[Cin, kapan ya kita bisa ngobrol langsung di darat?]
[Kamu udah bosen chatting sama aku, Re?]
[Nggak, lah! Justru karena aku kangen.]
[Kangen ditimpuk pake tutup botol, ya?]
Setelah sekian lama aku dan Rean saling berbalas pesan di ruang obrolan ponsel, akhirnya aku bertekad untuk memenuhi undangan berkunjung ke rumahnya. Mengapa tak ia saja yang menemuiku? Bukankah aku juga masih belum bisa berjalan? Tidak. Tidak semudah itu kenyataannya. Aku tak mau timbul masalah dengan Shaka. Masalahku dengan anak band itu sudah berlapis-lapis, seperti kue wafer. Ambang kesabaranku hampir habis menghadapi kelakuannya.
Lalu, mengapa tak janjian bertemu di luar saja? Di tempat makan, atau di taman, misalnya. Tidak bisa. Rean sudah bilang, bahwa ia belum berani ke luar rumah. Jangankan berjalan-jalan, sekadar menaiki mobilnya saja ia sudah trauma. Ia belum bisa mengendalikan emosinya meski hanya melihat mobilnya saja. Sayangnya, ia tak menjelaskan alasannya saat kutanya.
Justru alasan tak jelas itu semakin membuatku penasaran ingin mengenal Rean lebih dekat. Jiwa kepo dan petualangku meronta untuk membongkar misteri di balik trauma itu. Bukan untuk apa-apa, aku hanya ingin menjawab teka-teki dalam otakku tentang Rean yang misterius. Siapa tahu, ini ada hubungannya dengan sikap dan gejala gangguan kejiwaannya yang ingin menghabisi nyawa sendiri.

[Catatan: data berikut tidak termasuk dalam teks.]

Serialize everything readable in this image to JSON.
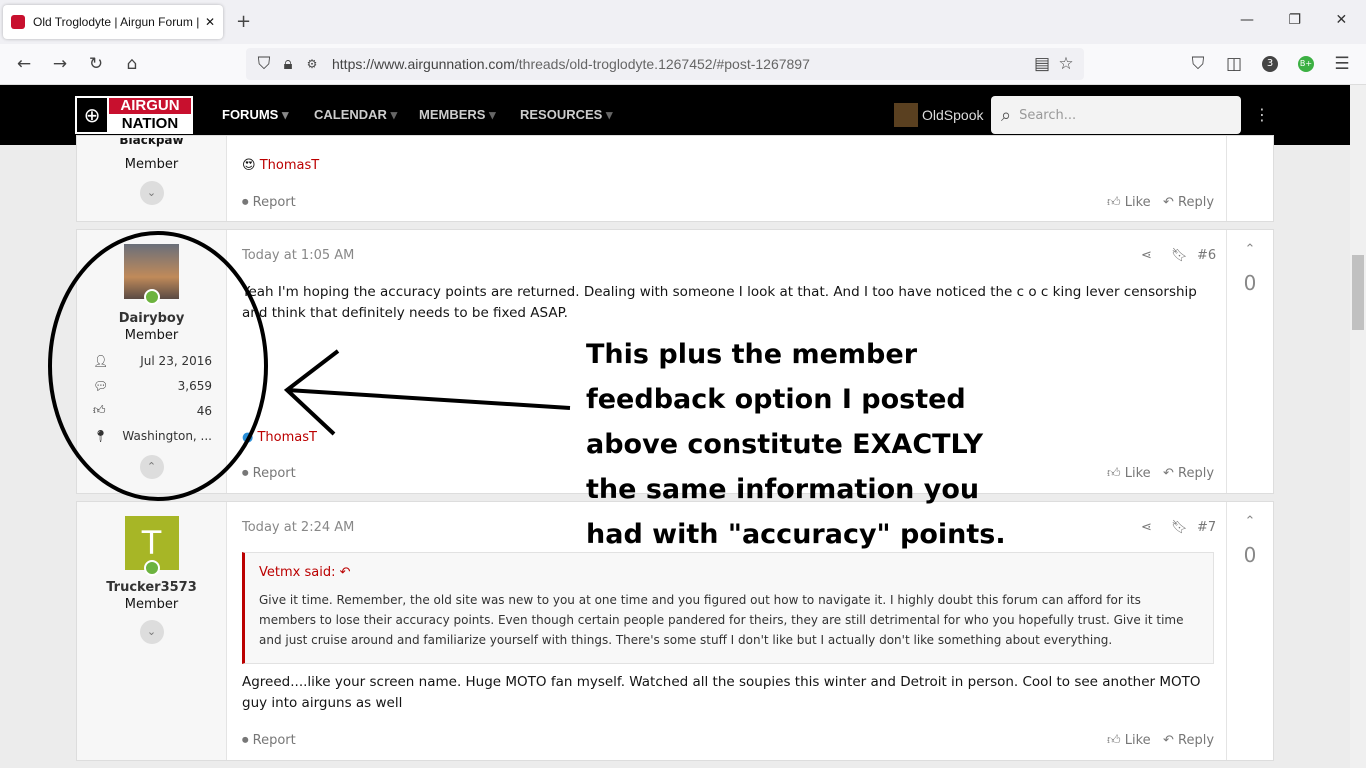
{
  "browser": {
    "tab_title": "Old Troglodyte | Airgun Forum | ",
    "url_host": "https://www.airgunnation.com",
    "url_path": "/threads/old-troglodyte.1267452/#post-1267897",
    "ext_badge": "3",
    "ext_grade": "B+"
  },
  "site": {
    "logo_top": "AIRGUN",
    "logo_bottom": "NATION",
    "nav": [
      "FORUMS",
      "CALENDAR",
      "MEMBERS",
      "RESOURCES"
    ],
    "user": "OldSpook",
    "search_placeholder": "Search..."
  },
  "posts": [
    {
      "username": "Blackpaw",
      "role": "Member",
      "reaction_user": "ThomasT",
      "report": "Report",
      "like": "Like",
      "reply": "Reply"
    },
    {
      "username": "Dairyboy",
      "role": "Member",
      "joined": "Jul 23, 2016",
      "messages": "3,659",
      "reactions": "46",
      "location": "Washington, ...",
      "time": "Today at 1:05 AM",
      "number": "#6",
      "votes": "0",
      "body": "Yeah I'm hoping the accuracy points are returned. Dealing with someone I look at that. And I too have noticed the c o c king lever censorship and think that definitely needs to be fixed ASAP.",
      "reaction_user": "ThomasT",
      "report": "Report",
      "like": "Like",
      "reply": "Reply"
    },
    {
      "username": "Trucker3573",
      "avatar_letter": "T",
      "role": "Member",
      "time": "Today at 2:24 AM",
      "number": "#7",
      "votes": "0",
      "quote_author": "Vetmx said:",
      "quote": "Give it time. Remember, the old site was new to you at one time and you figured out how to navigate it. I highly doubt this forum can afford for its members to lose their accuracy points. Even though certain people pandered for theirs, they are still detrimental for who you hopefully trust. Give it time and just cruise around and familiarize yourself with things. There's some stuff I don't like but I actually don't like something about everything.",
      "body": "Agreed....like your screen name. Huge MOTO fan myself. Watched all the soupies this winter and Detroit in person. Cool to see another MOTO guy into airguns as well",
      "report": "Report",
      "like": "Like",
      "reply": "Reply"
    }
  ],
  "annotation": [
    "This plus the member",
    "feedback option I posted",
    "above constitute EXACTLY",
    "the same information you",
    "had with \"accuracy\" points."
  ],
  "colors": {
    "accent": "#b00000",
    "online": "#6db33f",
    "avatar_t": "#a7b626"
  }
}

Rean menyuruh sopirnya untuk menjemputku. Kakiku memang belum bisa berjalan, tetapi setelah jari-jarinya diamputasi, sudah mendingan bisa menahan dengan telapaknya. Jika berpindah dari kursi roda ke tempat lain, kakiku sudah bisa menyangga tubuh meski sebentar.
Baru saja mengeluarkan ponsel untuk menelepon, nama Shaka di layar sudah tampil duluan. Ah, ada apa sih?

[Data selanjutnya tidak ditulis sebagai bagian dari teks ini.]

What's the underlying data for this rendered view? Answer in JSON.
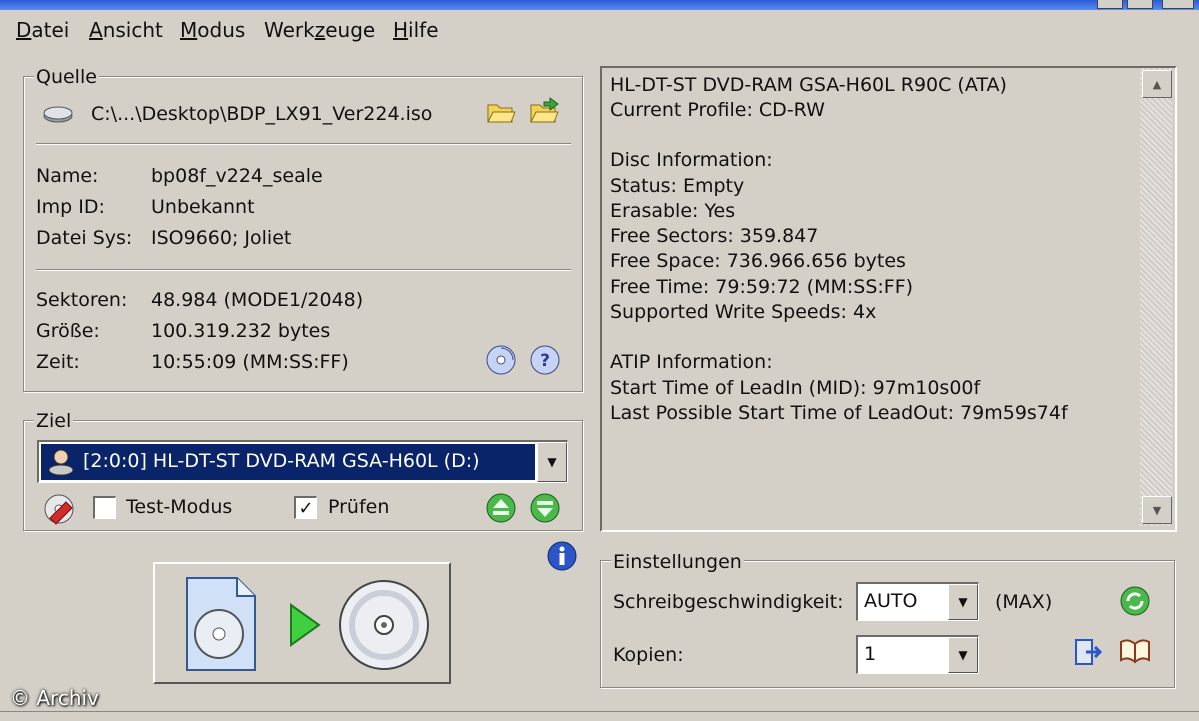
{
  "menu": {
    "datei": {
      "acc": "D",
      "rest": "atei"
    },
    "ansicht": {
      "acc": "A",
      "rest": "nsicht"
    },
    "modus": {
      "acc": "M",
      "rest": "odus"
    },
    "werkzeuge": {
      "pre": "Werk",
      "acc": "z",
      "rest": "euge"
    },
    "hilfe": {
      "acc": "H",
      "rest": "ilfe"
    }
  },
  "source": {
    "legend": "Quelle",
    "path": "C:\\...\\Desktop\\BDP_LX91_Ver224.iso",
    "name_label": "Name:",
    "name_value": "bp08f_v224_seale",
    "impid_label": "Imp ID:",
    "impid_value": "Unbekannt",
    "filesys_label": "Datei Sys:",
    "filesys_value": "ISO9660; Joliet",
    "sectors_label": "Sektoren:",
    "sectors_value": "48.984 (MODE1/2048)",
    "size_label": "Größe:",
    "size_value": "100.319.232 bytes",
    "time_label": "Zeit:",
    "time_value": "10:55:09 (MM:SS:FF)"
  },
  "target": {
    "legend": "Ziel",
    "drive": "[2:0:0] HL-DT-ST DVD-RAM GSA-H60L (D:)",
    "test_mode_label": "Test-Modus",
    "test_mode_checked": false,
    "verify_label": "Prüfen",
    "verify_checked": true
  },
  "info_panel": {
    "lines": [
      "HL-DT-ST DVD-RAM GSA-H60L R90C (ATA)",
      "Current Profile: CD-RW",
      "",
      "Disc Information:",
      "Status: Empty",
      "Erasable: Yes",
      "Free Sectors: 359.847",
      "Free Space: 736.966.656 bytes",
      "Free Time: 79:59:72 (MM:SS:FF)",
      "Supported Write Speeds: 4x",
      "",
      "ATIP Information:",
      "Start Time of LeadIn (MID): 97m10s00f",
      "Last Possible Start Time of LeadOut: 79m59s74f"
    ]
  },
  "settings": {
    "legend": "Einstellungen",
    "speed_label": "Schreibgeschwindigkeit:",
    "speed_value": "AUTO",
    "speed_max": "(MAX)",
    "copies_label": "Kopien:",
    "copies_value": "1"
  },
  "watermark": "© Archiv",
  "colors": {
    "window_bg": "#d4d0c8",
    "selection": "#0a246a",
    "title_bar": "#2a5bd8"
  }
}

“Ta, nanti aku ke rumahmu, tapi mau cari senar gitar dulu. Gitar kesayanganku senarnya putus gara-gara dipakai anak-anak. Parah, bisanya merusak aja kerjaan mereka,” ujarnya sambil menggerutu terhadap sikap teman-temannya bandnya.
“Em, tapi jangan lama-lama, ya! Aku ada terapi sore ini,” sahutku berbohong.
“Enggak, paling kalau udah dapat barangnya, aku cari makanan buat makan kita. Aku lapar, nih! Kamu mau kubawakan apa?”
“Makan di warungku aja, gimana? Ibu masak banyak lho, sayang kalau nggak habis terjual,” pintaku sedikit merengek. Padahal takut kelamaan nunggu Shaka. Bisa batal rencana ku sore ini. Lalu, sambil menengok ke luar jendela, aku menatap langit yang digelayuti awan hitam. “Tuh, lagian bentar lagi mau hujan. Jangan lama-lama!”
Shaka pun tak memaksakan kemauannya. Tumben banget, kali ini ia mengalah.
Tampaknya, setelah mendapatkan senar gitar yang diinginkan, Shaka langsung menuju warung Ibu. Ibu menyambut ramah kedatangan Shaka. Ia bahkan menghidangkan semua masakan yang tersaji di warung. Terlihat sekali kalau ibu menyukai Shaka. Shaka memang pintar ngomong dan pandai mengambil hati Ibu.
Selesai makan dan ngobrol sebentar, Shaka berpamitan. Tentu saja aku tak menahannya.
“Beneran nggak mau diantar ke tempat terapi? Aku bisa tukar kendaraan dulu ke rumah. Kebetulan mobil Papa nganggur,” ujarnya menawarkan niat baiknya.